D’après Azeddine Akesbi, secrétaire général de Transparency Maroc, ceci est notamment dû au manque d’actions concrètes sur le terrain. Selon lui, « on se lance dans les discours, mais finalement on donne le temps au temps ». Alors que des actions rapides doivent être engagées. « La corruption a un impact négatif sur la confiance des investisseurs ainsi que celle de toute la société », estime-t-il.
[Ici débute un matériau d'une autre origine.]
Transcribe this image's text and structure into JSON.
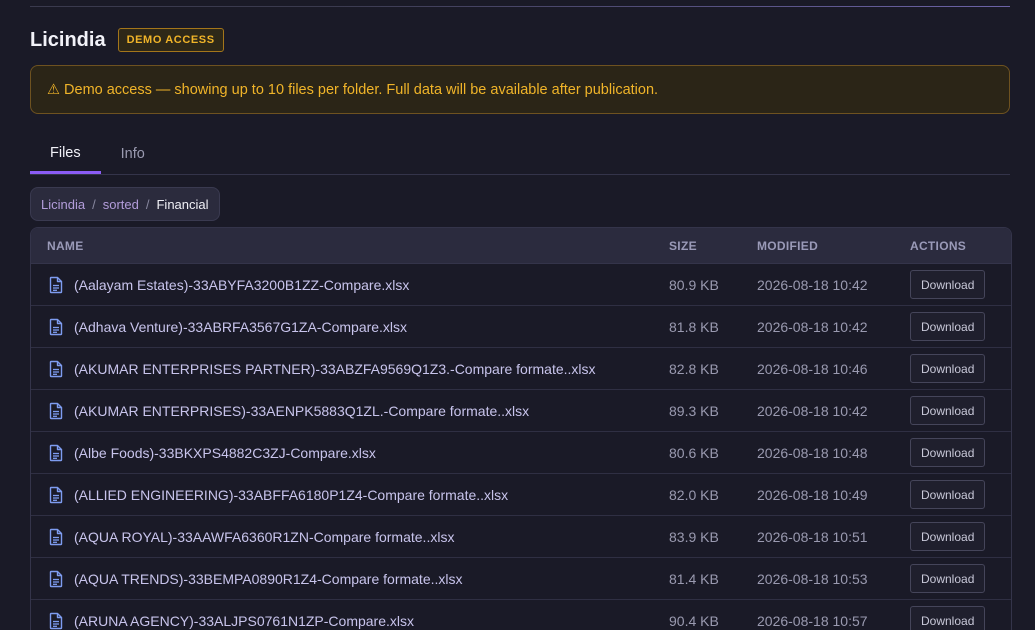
{
  "header": {
    "title": "Licindia",
    "badge": "DEMO ACCESS"
  },
  "notice": {
    "icon": "warning-icon",
    "text": "⚠ Demo access — showing up to 10 files per folder. Full data will be available after publication."
  },
  "tabs": [
    {
      "label": "Files",
      "active": true
    },
    {
      "label": "Info",
      "active": false
    }
  ],
  "breadcrumb": {
    "items": [
      "Licindia",
      "sorted"
    ],
    "current": "Financial",
    "separator": "/"
  },
  "table": {
    "headers": {
      "name": "NAME",
      "size": "SIZE",
      "modified": "MODIFIED",
      "actions": "ACTIONS"
    },
    "download_label": "Download",
    "rows": [
      {
        "name": "(Aalayam Estates)-33ABYFA3200B1ZZ-Compare.xlsx",
        "size": "80.9 KB",
        "modified": "2026-08-18 10:42"
      },
      {
        "name": "(Adhava Venture)-33ABRFA3567G1ZA-Compare.xlsx",
        "size": "81.8 KB",
        "modified": "2026-08-18 10:42"
      },
      {
        "name": "(AKUMAR ENTERPRISES PARTNER)-33ABZFA9569Q1Z3.-Compare formate..xlsx",
        "size": "82.8 KB",
        "modified": "2026-08-18 10:46"
      },
      {
        "name": "(AKUMAR ENTERPRISES)-33AENPK5883Q1ZL.-Compare formate..xlsx",
        "size": "89.3 KB",
        "modified": "2026-08-18 10:42"
      },
      {
        "name": "(Albe Foods)-33BKXPS4882C3ZJ-Compare.xlsx",
        "size": "80.6 KB",
        "modified": "2026-08-18 10:48"
      },
      {
        "name": "(ALLIED ENGINEERING)-33ABFFA6180P1Z4-Compare formate..xlsx",
        "size": "82.0 KB",
        "modified": "2026-08-18 10:49"
      },
      {
        "name": "(AQUA ROYAL)-33AAWFA6360R1ZN-Compare formate..xlsx",
        "size": "83.9 KB",
        "modified": "2026-08-18 10:51"
      },
      {
        "name": "(AQUA TRENDS)-33BEMPA0890R1Z4-Compare formate..xlsx",
        "size": "81.4 KB",
        "modified": "2026-08-18 10:53"
      },
      {
        "name": "(ARUNA AGENCY)-33ALJPS0761N1ZP-Compare.xlsx",
        "size": "90.4 KB",
        "modified": "2026-08-18 10:57"
      }
    ]
  },
  "colors": {
    "background": "#1a1a27",
    "accent": "#8b5cf6",
    "warning": "#f0b429",
    "link": "#b39ddb"
  }
}
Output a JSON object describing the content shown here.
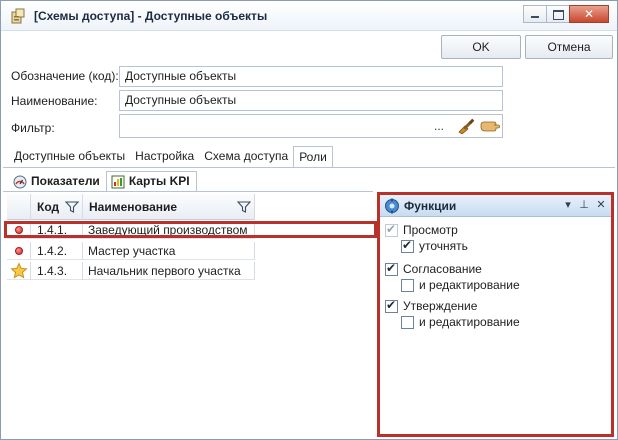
{
  "window": {
    "title": "[Схемы доступа] - Доступные объекты",
    "icons": [
      "app-icon",
      "minimize-icon",
      "maximize-icon",
      "close-icon"
    ]
  },
  "buttons": {
    "ok": "OK",
    "cancel": "Отмена"
  },
  "form": {
    "code_label": "Обозначение (код):",
    "code_value": "Доступные объекты",
    "name_label": "Наименование:",
    "name_value": "Доступные объекты",
    "filter_label": "Фильтр:",
    "filter_value": "",
    "filter_ellipsis": "...",
    "filter_icons": [
      "broom-icon",
      "hand-icon"
    ]
  },
  "tabs": [
    {
      "label": "Доступные объекты",
      "active": false
    },
    {
      "label": "Настройка",
      "active": false
    },
    {
      "label": "Схема доступа",
      "active": false
    },
    {
      "label": "Роли",
      "active": true
    }
  ],
  "subtabs": [
    {
      "label": "Показатели",
      "icon": "indicators-icon",
      "active": false
    },
    {
      "label": "Карты KPI",
      "icon": "kpi-card-icon",
      "active": true
    }
  ],
  "grid": {
    "columns": [
      "Код",
      "Наименование"
    ],
    "rows": [
      {
        "code": "1.4.1.",
        "name": "Заведующий производством",
        "marker": "red-dot",
        "selected": true
      },
      {
        "code": "1.4.2.",
        "name": "Мастер участка",
        "marker": "red-dot",
        "selected": false
      },
      {
        "code": "1.4.3.",
        "name": "Начальник первого участка",
        "marker": "star",
        "selected": false
      }
    ]
  },
  "functions_panel": {
    "title": "Функции",
    "header_buttons": [
      "dropdown-icon",
      "pin-icon",
      "close-icon"
    ],
    "items": [
      {
        "label": "Просмотр",
        "checked": true,
        "disabled": true,
        "level": 0
      },
      {
        "label": "уточнять",
        "checked": true,
        "disabled": false,
        "level": 1
      },
      {
        "label": "Согласование",
        "checked": true,
        "disabled": false,
        "level": 0
      },
      {
        "label": "и редактирование",
        "checked": false,
        "disabled": false,
        "level": 1
      },
      {
        "label": "Утверждение",
        "checked": true,
        "disabled": false,
        "level": 0
      },
      {
        "label": "и редактирование",
        "checked": false,
        "disabled": false,
        "level": 1
      }
    ]
  },
  "colors": {
    "highlight": "#b8312a",
    "panel_header": "#c9dcf0",
    "border": "#b8c4d2"
  }
}
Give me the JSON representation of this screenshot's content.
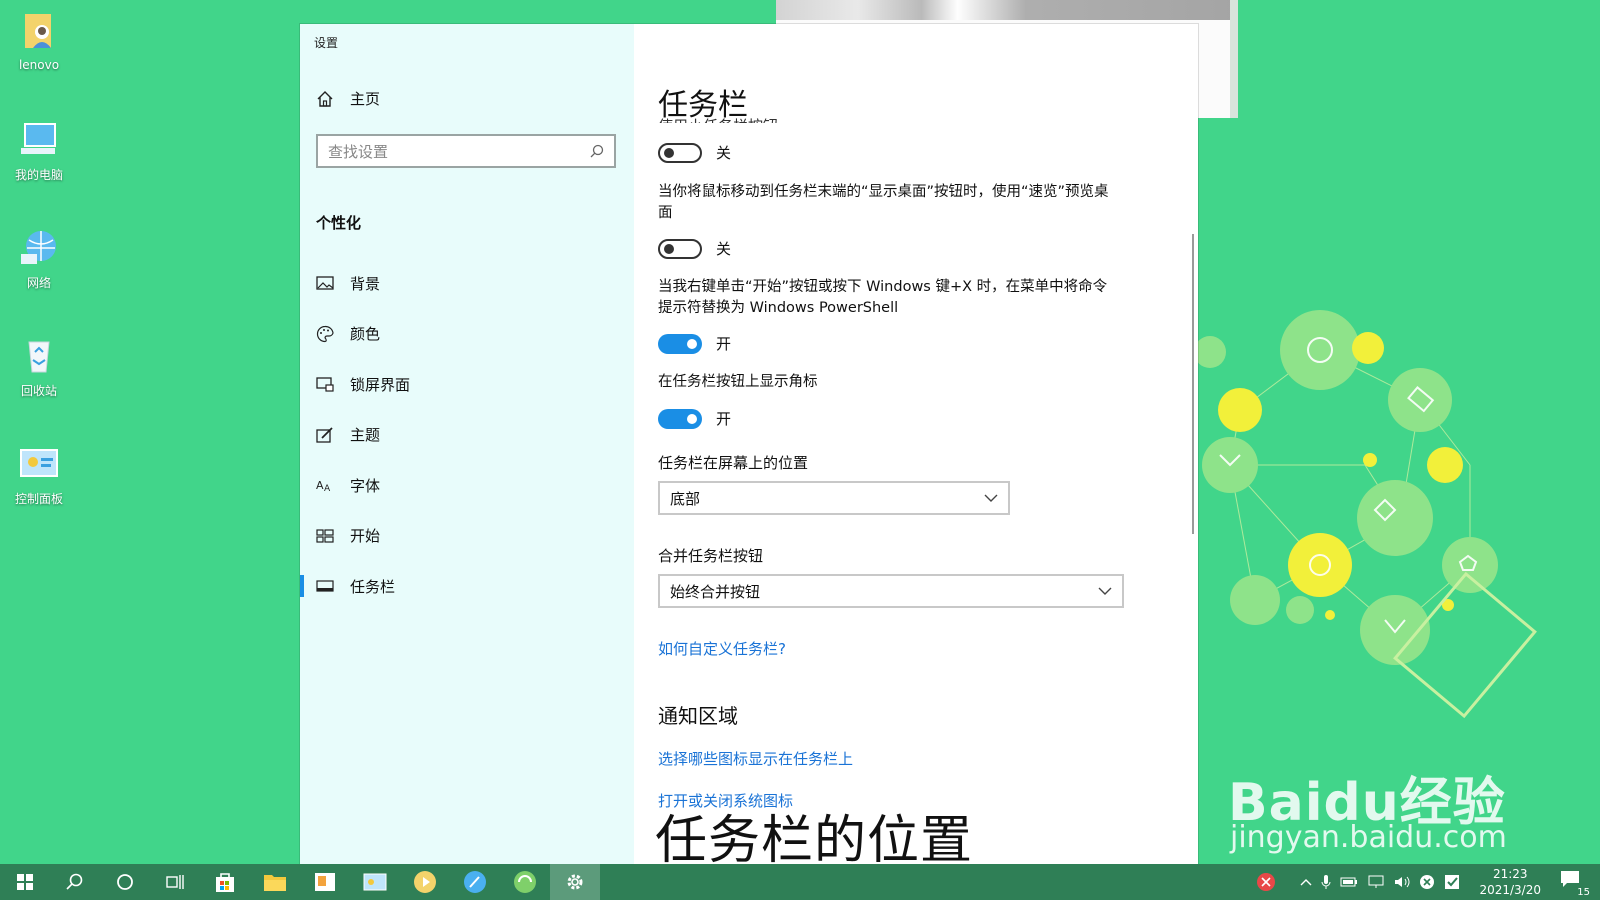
{
  "desktop": {
    "icons": [
      {
        "label": "lenovo",
        "icon": "user-folder-icon"
      },
      {
        "label": "我的电脑",
        "icon": "computer-icon"
      },
      {
        "label": "网络",
        "icon": "network-icon"
      },
      {
        "label": "回收站",
        "icon": "recycle-bin-icon"
      },
      {
        "label": "控制面板",
        "icon": "control-panel-icon"
      }
    ]
  },
  "window": {
    "title": "设置"
  },
  "sidebar": {
    "home_label": "主页",
    "search_placeholder": "查找设置",
    "section_title": "个性化",
    "items": [
      {
        "label": "背景",
        "icon": "picture-icon"
      },
      {
        "label": "颜色",
        "icon": "palette-icon"
      },
      {
        "label": "锁屏界面",
        "icon": "lock-screen-icon"
      },
      {
        "label": "主题",
        "icon": "theme-brush-icon"
      },
      {
        "label": "字体",
        "icon": "font-icon"
      },
      {
        "label": "开始",
        "icon": "start-grid-icon"
      },
      {
        "label": "任务栏",
        "icon": "taskbar-icon",
        "active": true
      }
    ]
  },
  "content": {
    "page_title": "任务栏",
    "cut_label": "使用小任务栏按钮",
    "toggle_1": {
      "state": "关",
      "on": false
    },
    "setting_2": {
      "desc": "当你将鼠标移动到任务栏末端的“显示桌面”按钮时，使用“速览”预览桌面",
      "state": "关",
      "on": false
    },
    "setting_3": {
      "desc": "当我右键单击“开始”按钮或按下 Windows 键+X 时，在菜单中将命令提示符替换为 Windows PowerShell",
      "state": "开",
      "on": true
    },
    "setting_4": {
      "desc": "在任务栏按钮上显示角标",
      "state": "开",
      "on": true
    },
    "position": {
      "label": "任务栏在屏幕上的位置",
      "value": "底部"
    },
    "combine": {
      "label": "合并任务栏按钮",
      "value": "始终合并按钮"
    },
    "help_link": "如何自定义任务栏?",
    "notify_heading": "通知区域",
    "notify_link_1": "选择哪些图标显示在任务栏上",
    "notify_link_2": "打开或关闭系统图标"
  },
  "overlay": {
    "caption": "任务栏的位置",
    "watermark_logo": "Baidu经验",
    "watermark_url": "jingyan.baidu.com"
  },
  "taskbar": {
    "clock_time": "21:23",
    "clock_date": "2021/3/20",
    "notification_count": "15",
    "colors": {
      "bg": "#2f7f56",
      "accent": "#1a8ee5"
    }
  }
}
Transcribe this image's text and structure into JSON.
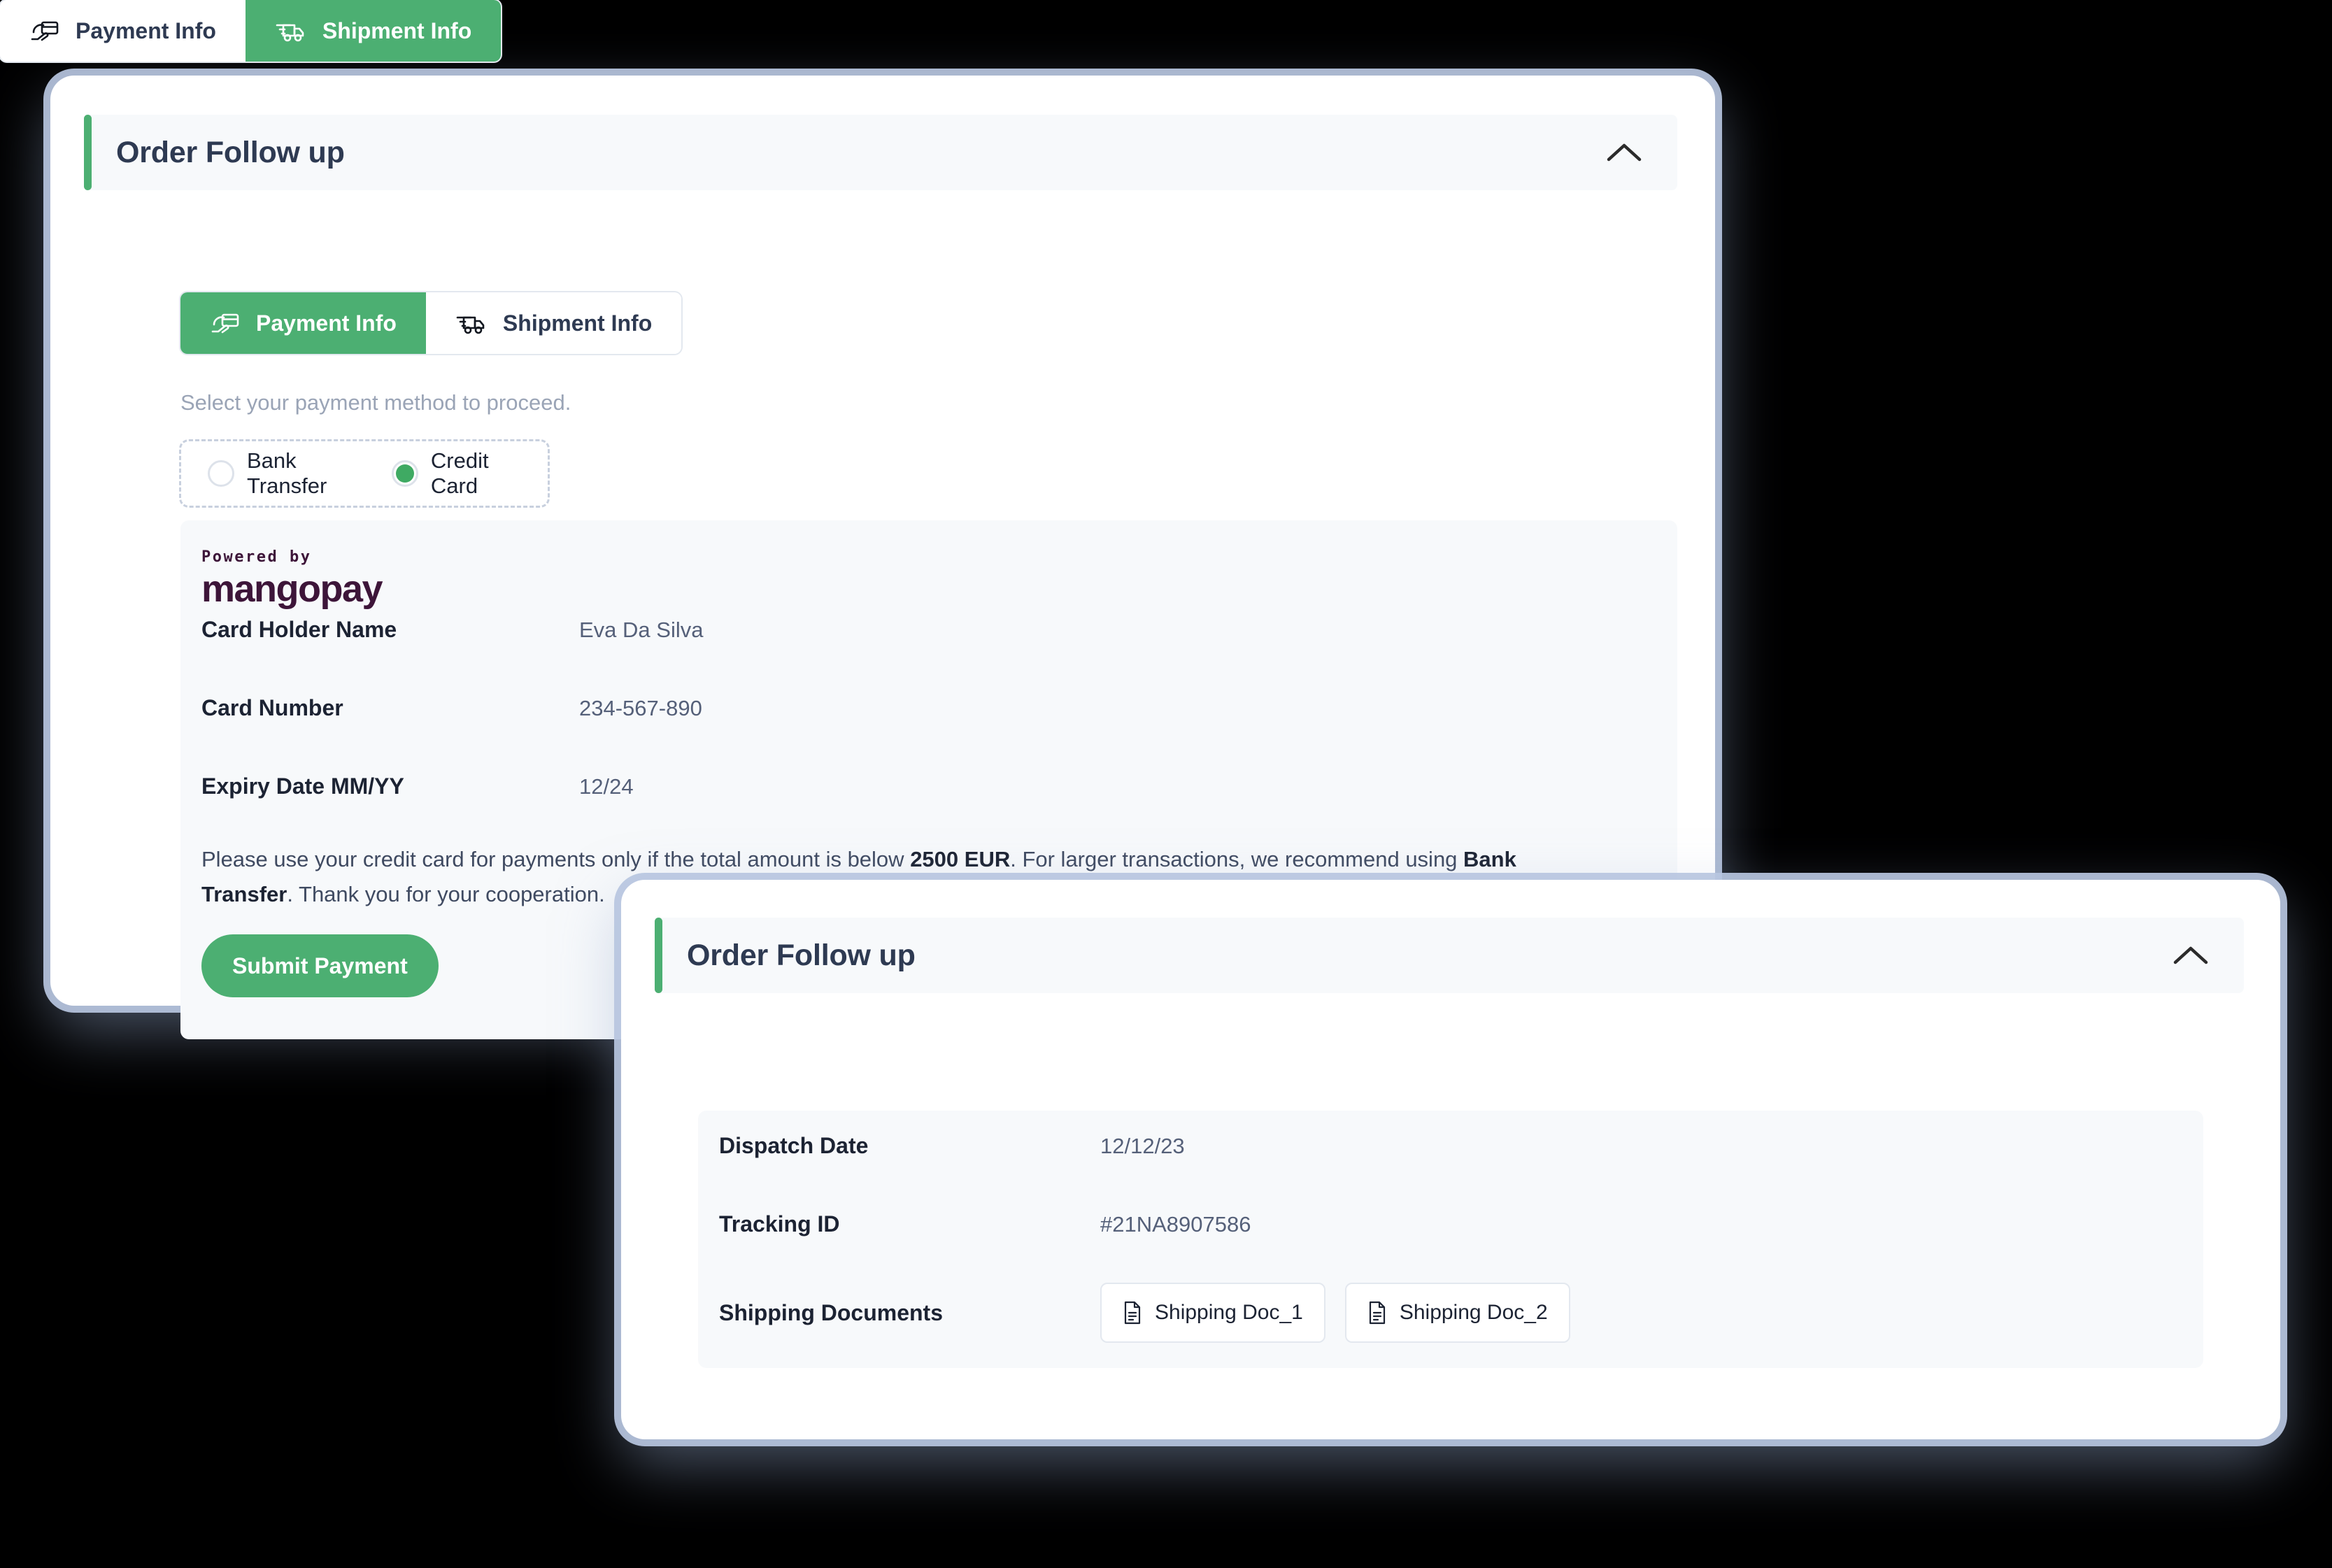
{
  "theme": {
    "accent_green": "#4caf72",
    "title_navy": "#2e3a52",
    "panel_bg": "#f7f9fb",
    "brand_purple": "#3d1539",
    "page_background": "#000000"
  },
  "payment_card": {
    "title": "Order Follow up",
    "collapse_icon": "chevron-up-icon",
    "tabs": [
      {
        "label": "Payment Info",
        "icon": "card-in-hand-icon",
        "active": true
      },
      {
        "label": "Shipment Info",
        "icon": "delivery-truck-icon",
        "active": false
      }
    ],
    "helper_text": "Select your payment method to proceed.",
    "payment_methods": [
      {
        "label": "Bank Transfer",
        "selected": false
      },
      {
        "label": "Credit Card",
        "selected": true
      }
    ],
    "brand": {
      "powered_by": "Powered by",
      "name": "mangopay"
    },
    "fields": [
      {
        "label": "Card Holder Name",
        "value": "Eva Da Silva"
      },
      {
        "label": "Card Number",
        "value": "234-567-890"
      },
      {
        "label": "Expiry Date MM/YY",
        "value": "12/24"
      }
    ],
    "disclaimer": {
      "part1": "Please use your credit card for payments only if the total amount is below ",
      "bold1": "2500 EUR",
      "part2": ". For larger transactions, we recommend using ",
      "bold2": "Bank Transfer",
      "part3": ". Thank you for your cooperation."
    },
    "submit_label": "Submit Payment"
  },
  "shipment_card": {
    "title": "Order Follow up",
    "collapse_icon": "chevron-up-icon",
    "tabs": [
      {
        "label": "Payment Info",
        "icon": "card-in-hand-icon",
        "active": false
      },
      {
        "label": "Shipment Info",
        "icon": "delivery-truck-icon",
        "active": true
      }
    ],
    "fields": [
      {
        "label": "Dispatch Date",
        "value": "12/12/23"
      },
      {
        "label": "Tracking ID",
        "value": "#21NA8907586"
      },
      {
        "label": "Shipping Documents",
        "value": ""
      }
    ],
    "documents": [
      {
        "label": "Shipping Doc_1",
        "icon": "document-icon"
      },
      {
        "label": "Shipping Doc_2",
        "icon": "document-icon"
      }
    ]
  }
}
Par exemple, la convention des Nations unies contre la corruption signée en 2003 n’a été reconnue par le Maroc qu’en 2007. De son côté, l’instance contre la prévention tarde à être mise en place, d’autant plus « qu’elle ne dispose ni d’autonomie ni de moyens adéquats à son fonctionnement », relève Akesbi.
En 2006, le Maroc occupait la 79e place du classement. Pour certains, les places gagnées en 2007 représentent un signe d’amélioration, mais pour d’autres ce n’est qu’un leurre. « Le classement du Maroc s’est amélioré en 2007 parce que de nouveaux pays, pires que le nôtre, ont été ajoutés. De 160 pays classés, TI est passée à 180 », déclare Akesbi. « La note du Royaume est quant à elle passée de 3,2 à 3,5. Une amélioration de 0,3 point est marginale. Nous sommes toujours dans la zone rouge de la corruption », ajoute-t-il. Une enquête menée par le baromètre de la corruption de TI en 2006 a révélé que 60% des ménages marocains reconnaissent avoir eu recours à la corruption. L’enquête a aussi révélé que 4 domaines sont particulièrement touchés par le phénomène. A savoir la justice, la santé, la police et les services publics. Que des domaines, dont le respect est essentiel au sein d’une société ! Les exemples ne manquent pas. Les innocents doivent souvent payer pour garantir leur acquittement, même si toutes les preuves sont de leur côté.
Les malades doivent aussi payer pour être bien traités, ou même avoir droit à des médicaments « gratuits ». Et pour un service public le citoyen doit souvent mettre la main à la poche pour être servi « normalement ». Sans parler des pots-de-vin nécessaires pour remporter un appel d’offres public. Les contrôles d’identité abusifs sont également à déplorer. Nombreux sont les policiers qui procèdent à des contrôles à tort et à travers, dans le but de tomber sur des « sources de revenus ». Tout le monde se souvient de la vidéo amateur sur Youtube, qui a révélé au grand jour les trafics de certains barrages de police.
Pléthore de textes
Nombreuses sont les mesures qui ont été prises pour venir à bout de la corruption. Mais les résultats tardent à se concrétiser. En 2006, un plan d’action gouvernemental de lutte contre la corruption a été présenté au gouvernement. Plusieurs textes de lois ont par ailleurs été adoptés. Dont ceux relatifs à la concession et la gestion déléguée des services publics, au blanchiment d’argent ou à la carte d’identité électronique, qui tiendra lieu d’extrait d’acte de naissance, d’attestation de résidence, de certificat de vie et d’attestation de nationalité. D’autres sont en cours d’adoption, comme celui sur la déclaration du patrimoine, ou celui modifiant et complétant la fonction publique.
Classement
Dans le classement de Transparency International, le Danemark est le mieux classé, avec une note de 9,4 suivi de la Finlande. La France occupe la 19e place, suivie des Etats-Unis. Le Qatar et les Emirats arabes unis sont les pays arabes les mieux classés. Ils occupent successivement la 32e et la 34e place. La Tunisie est classée 61e, l’Algérie 99e, l’Egypte 105e. La Somalie est le pays le plus corrompu.